Comment by dataflowmapper
Comment by dataflowmapper 4 days ago
Thanks for sharing that workflow, for more straight forward flows, that sounds like a decent approach. My main thoughts on where it could be improved, or where I see potential struggles, are when:
- People aren't comfortable or familiar with coding/Python.
- You get into more complex imports like historical data, transactional data, etc. There you might have like 15 transaction types that have to be mapped, all with different fields, math, and conditional logic where the requirements become too much for just prompting ChatGPT effectively, and iterating on the Python can get pretty involved.
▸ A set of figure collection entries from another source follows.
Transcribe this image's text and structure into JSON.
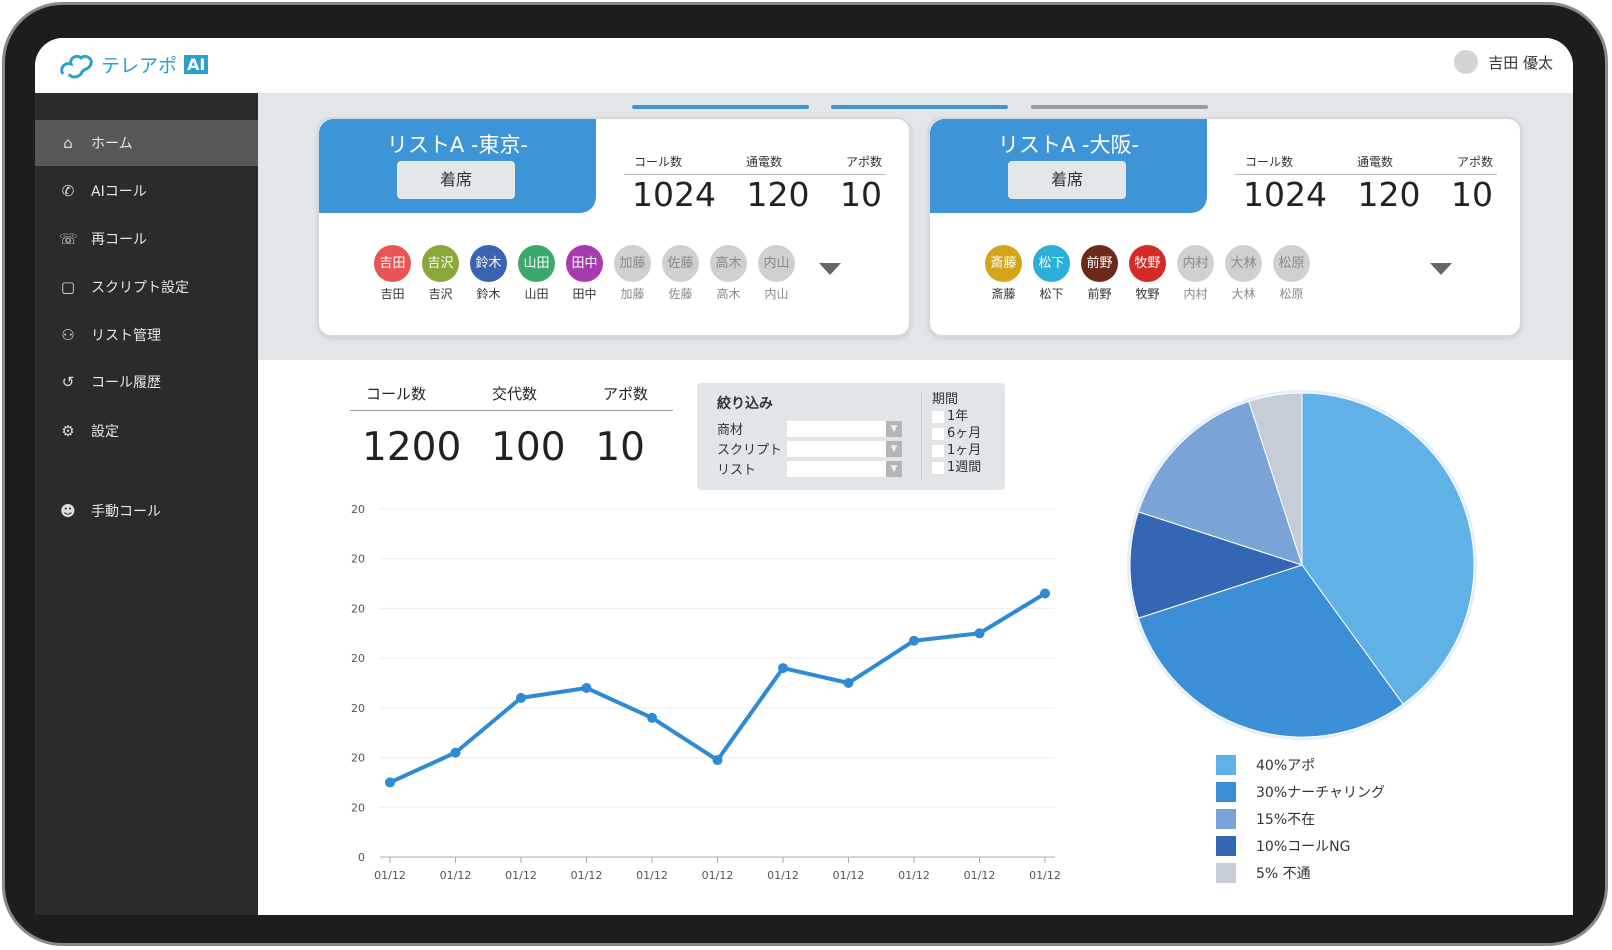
{
  "app": {
    "logo_text": "テレアポ",
    "logo_badge": "AI",
    "user_name": "吉田 優太"
  },
  "sidebar": {
    "items": [
      {
        "label": "ホーム",
        "icon": "home-icon",
        "glyph": "⌂",
        "active": true
      },
      {
        "label": "AIコール",
        "icon": "phone-icon",
        "glyph": "✆"
      },
      {
        "label": "再コール",
        "icon": "phone-redial-icon",
        "glyph": "☏"
      },
      {
        "label": "スクリプト設定",
        "icon": "note-icon",
        "glyph": "▢"
      },
      {
        "label": "リスト管理",
        "icon": "users-icon",
        "glyph": "⚇"
      },
      {
        "label": "コール履歴",
        "icon": "history-icon",
        "glyph": "↺"
      },
      {
        "label": "設定",
        "icon": "gear-icon",
        "glyph": "⚙"
      },
      {
        "label": "手動コール",
        "icon": "manual-call-icon",
        "glyph": "☻"
      }
    ]
  },
  "tabs": [
    {
      "color": "#3d95d8"
    },
    {
      "color": "#3d95d8"
    },
    {
      "color": "#9a9a9a"
    }
  ],
  "lists": [
    {
      "title": "リストA -東京-",
      "status": "着席",
      "stat_labels": [
        "コール数",
        "通電数",
        "アポ数"
      ],
      "stat_values": [
        "1024",
        "120",
        "10"
      ],
      "members": [
        {
          "name": "吉田",
          "color": "#e85555"
        },
        {
          "name": "吉沢",
          "color": "#8aa83a"
        },
        {
          "name": "鈴木",
          "color": "#3a63b0"
        },
        {
          "name": "山田",
          "color": "#3da86b"
        },
        {
          "name": "田中",
          "color": "#a63bb0"
        },
        {
          "name": "加藤",
          "off": true
        },
        {
          "name": "佐藤",
          "off": true
        },
        {
          "name": "高木",
          "off": true
        },
        {
          "name": "内山",
          "off": true
        }
      ]
    },
    {
      "title": "リストA -大阪-",
      "status": "着席",
      "stat_labels": [
        "コール数",
        "通電数",
        "アポ数"
      ],
      "stat_values": [
        "1024",
        "120",
        "10"
      ],
      "members": [
        {
          "name": "斎藤",
          "color": "#d4a51c"
        },
        {
          "name": "松下",
          "color": "#2ab0d6"
        },
        {
          "name": "前野",
          "color": "#6b2a1c"
        },
        {
          "name": "牧野",
          "color": "#d42a2a"
        },
        {
          "name": "内村",
          "off": true
        },
        {
          "name": "大林",
          "off": true
        },
        {
          "name": "松原",
          "off": true
        }
      ]
    }
  ],
  "kpi": {
    "labels": [
      "コール数",
      "交代数",
      "アポ数"
    ],
    "values": [
      "1200",
      "100",
      "10"
    ]
  },
  "filter": {
    "title": "絞り込み",
    "fields": [
      "商材",
      "スクリプト",
      "リスト"
    ],
    "period_label": "期間",
    "periods": [
      "1年",
      "6ヶ月",
      "1ヶ月",
      "1週間"
    ]
  },
  "chart_data": [
    {
      "type": "line",
      "color": "#2f8ad6",
      "categories": [
        "01/12",
        "01/12",
        "01/12",
        "01/12",
        "01/12",
        "01/12",
        "01/12",
        "01/12",
        "01/12",
        "01/12",
        "01/12"
      ],
      "y_tick_labels": [
        "0",
        "20",
        "20",
        "20",
        "20",
        "20",
        "20",
        "20"
      ],
      "values": [
        1.5,
        2.1,
        3.2,
        3.4,
        2.8,
        1.95,
        3.8,
        3.5,
        4.35,
        4.5,
        5.3
      ],
      "ylim": [
        0,
        7
      ],
      "grid": true
    },
    {
      "type": "pie",
      "slices": [
        {
          "label": "40%アポ",
          "value": 40,
          "color": "#5fb1e6"
        },
        {
          "label": "30%ナーチャリング",
          "value": 30,
          "color": "#3a8fd6"
        },
        {
          "label": "10%コールNG",
          "value": 10,
          "color": "#3466b4"
        },
        {
          "label": "15%不在",
          "value": 15,
          "color": "#7aa3d8"
        },
        {
          "label": "5%  不通",
          "value": 5,
          "color": "#c6ccd6"
        }
      ],
      "legend_order": [
        0,
        1,
        3,
        2,
        4
      ],
      "legend": "bottom"
    }
  ]
}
- The source data structure and transformation needs aren't consistently the same, leading to a lot of 'throwaway' or heavily modified scripts for each unique case.
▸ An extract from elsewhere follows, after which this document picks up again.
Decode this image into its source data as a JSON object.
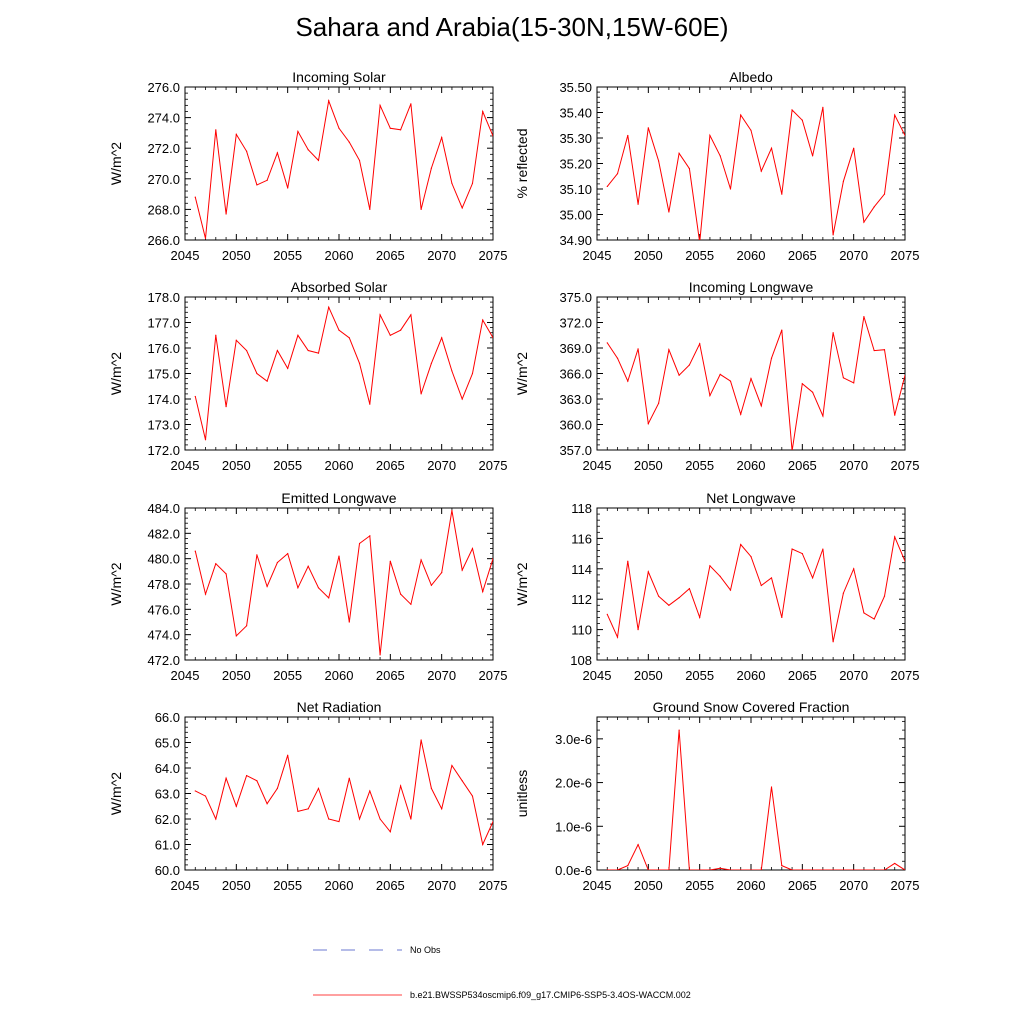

- Tasks like VLOOKUPs or enriching data come into play, which might add manual coding or complexity beyond a simple 1-to-1 source-to-destination script.
These are the areas where I'm exploring if a more structured way could offer benefits in terms of repeatability and accessibility for a wider range of users or complex scenarios. Appreciate the insight into your process and your thoughts on this.
From doing historical data restorations (pre-json), using documented industry/standard structures & protocols, normalized data formats/layouts helps out quite a bit.
Note: awk/shell scripts, ~80's because relatively portable across platforms (mac,pc,dec,ibm (ignoring ebcdic), etc.)